There were moments when polemic overwhelmed the storytelling, but overall (and the Nicola instalment in particular) they were strikingly truthful stories told in a strikingly truthful way. I loved what they did and what they represented – a fine, new way to get women’s real lives and experiences on screen. Savage seemed to have got himself brilliantly out of the way, committed himself fully to that goal and succeeded.

Now a second series is here with no less power or commitment. Suranne Jones launches proceedings in I Am Victoria. She is a brittle, perfectionist mother of two, married to Chris, and trying to complete an important property development that will bring her advancement, and them all financial security. By the time we see her she is clearly on the edge of a meltdown and, over the swiftly moving hour, we see, as she inches ever closer to the brink, why.

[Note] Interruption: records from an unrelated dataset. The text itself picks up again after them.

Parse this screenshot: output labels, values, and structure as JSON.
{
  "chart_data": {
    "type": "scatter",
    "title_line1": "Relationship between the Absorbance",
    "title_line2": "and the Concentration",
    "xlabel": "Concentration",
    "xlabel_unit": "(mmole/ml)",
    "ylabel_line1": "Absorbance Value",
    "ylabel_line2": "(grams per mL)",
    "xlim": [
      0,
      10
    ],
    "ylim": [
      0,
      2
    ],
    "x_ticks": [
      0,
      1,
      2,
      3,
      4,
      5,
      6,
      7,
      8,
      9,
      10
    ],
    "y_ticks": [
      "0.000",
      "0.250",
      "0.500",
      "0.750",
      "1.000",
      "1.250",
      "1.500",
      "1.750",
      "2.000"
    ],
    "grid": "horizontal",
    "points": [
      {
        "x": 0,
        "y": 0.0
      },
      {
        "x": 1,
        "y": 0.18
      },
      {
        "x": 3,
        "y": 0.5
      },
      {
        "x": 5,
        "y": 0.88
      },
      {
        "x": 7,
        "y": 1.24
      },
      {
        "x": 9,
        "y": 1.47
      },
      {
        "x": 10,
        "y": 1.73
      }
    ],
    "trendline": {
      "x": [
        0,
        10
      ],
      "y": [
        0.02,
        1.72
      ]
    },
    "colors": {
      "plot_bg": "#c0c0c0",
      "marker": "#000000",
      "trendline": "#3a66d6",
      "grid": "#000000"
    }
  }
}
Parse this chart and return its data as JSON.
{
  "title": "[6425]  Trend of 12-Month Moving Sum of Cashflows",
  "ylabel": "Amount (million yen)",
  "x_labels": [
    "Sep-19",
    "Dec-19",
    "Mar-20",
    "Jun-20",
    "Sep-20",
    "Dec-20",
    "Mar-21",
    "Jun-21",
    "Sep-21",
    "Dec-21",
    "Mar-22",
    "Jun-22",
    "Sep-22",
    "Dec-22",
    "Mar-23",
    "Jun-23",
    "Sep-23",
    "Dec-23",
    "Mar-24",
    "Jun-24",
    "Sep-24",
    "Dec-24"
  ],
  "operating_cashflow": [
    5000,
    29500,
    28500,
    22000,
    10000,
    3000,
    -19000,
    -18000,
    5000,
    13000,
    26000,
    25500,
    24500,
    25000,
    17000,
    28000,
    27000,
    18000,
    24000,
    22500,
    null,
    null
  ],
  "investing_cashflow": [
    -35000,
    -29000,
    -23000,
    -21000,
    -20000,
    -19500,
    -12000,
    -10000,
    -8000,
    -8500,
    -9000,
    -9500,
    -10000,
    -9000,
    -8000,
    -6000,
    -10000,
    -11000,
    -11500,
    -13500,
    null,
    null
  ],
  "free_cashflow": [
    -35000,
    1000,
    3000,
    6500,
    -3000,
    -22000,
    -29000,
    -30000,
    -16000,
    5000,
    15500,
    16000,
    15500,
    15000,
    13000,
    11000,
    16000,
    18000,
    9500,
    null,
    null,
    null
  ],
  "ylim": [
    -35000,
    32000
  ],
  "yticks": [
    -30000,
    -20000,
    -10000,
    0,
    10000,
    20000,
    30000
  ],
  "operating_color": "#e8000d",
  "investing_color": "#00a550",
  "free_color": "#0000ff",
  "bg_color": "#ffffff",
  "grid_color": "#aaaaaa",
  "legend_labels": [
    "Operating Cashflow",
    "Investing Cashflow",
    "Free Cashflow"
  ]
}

The beauty of it is that there is no major reason. Some of it is temperament and some of the pressures she feels could be deemed self-inflicted – the home that has to be immaculate, the exercise, the children who must be changed out of leggings into proper clothes before they go to the shops, and so on. But there are suggestions she grew up far less affluent than she is now and that this drive enables her to outrun demons.

Then there are the outside pressures. The aimless sister (Alice Feetham, nailing a small but powerful part) who repeatedly asks for handouts and bites back viciously when even semi-thwarted. As with the previous series, the arguments are so realistic you almost flinch as they circle each other, finding – as only sisters or (in the new series’ third episode, starring a remarkable Lesley Manville) spouses can – the rawest nerve and striking it without mercy. There’s also the good husband, Chris (Ashley Walters), who nevertheless can’t leave her alone for long enough for her to get all she needs to get done done. “I said,” she explains when he interrupts her at her desk after the family breakfast she scheduled and cooked, to urge her to spend more time with them, “that I just need half an hour more. That’s why I got up at 6am … Then I can come back into family life.”

It’s a perfect portrait of a woman at a certain stage in life, when her resources are being depleted by the accumulated burdens faster than they can be restored (though a little more shading in of her background would have brought it even more into focus). It is a perfect portrait of the thousand and one daily frustrations, erosions of autonomy and subordinations of the self that are – I would argue – the overwhelmingly female, middle-aged experience. Savage’s script and Jones’s performance – not just in the silent screams but in the gulps of air out of the cracked window, her hand catching at the breeze – captures it all so exquisitely it’s painful.

The second outing – I Am Danielle, starring Bafta-winner Letitia Wright – doesn’t feel quite as sure of its ground and therefore is less convincing, but the final with Manville is another masterclass. In many ways she is Victoria 20 years on, and if a dozen of the lines don’t skewer you through the heart with their furious veracity – well, I would have to imagine you are either very young or very lucky.

When the history of female rage is finally written I hope Savage and his collaborators get an honourable mention in one of its many, many volumes. For nobody on television has, as far as I am aware, captured it better.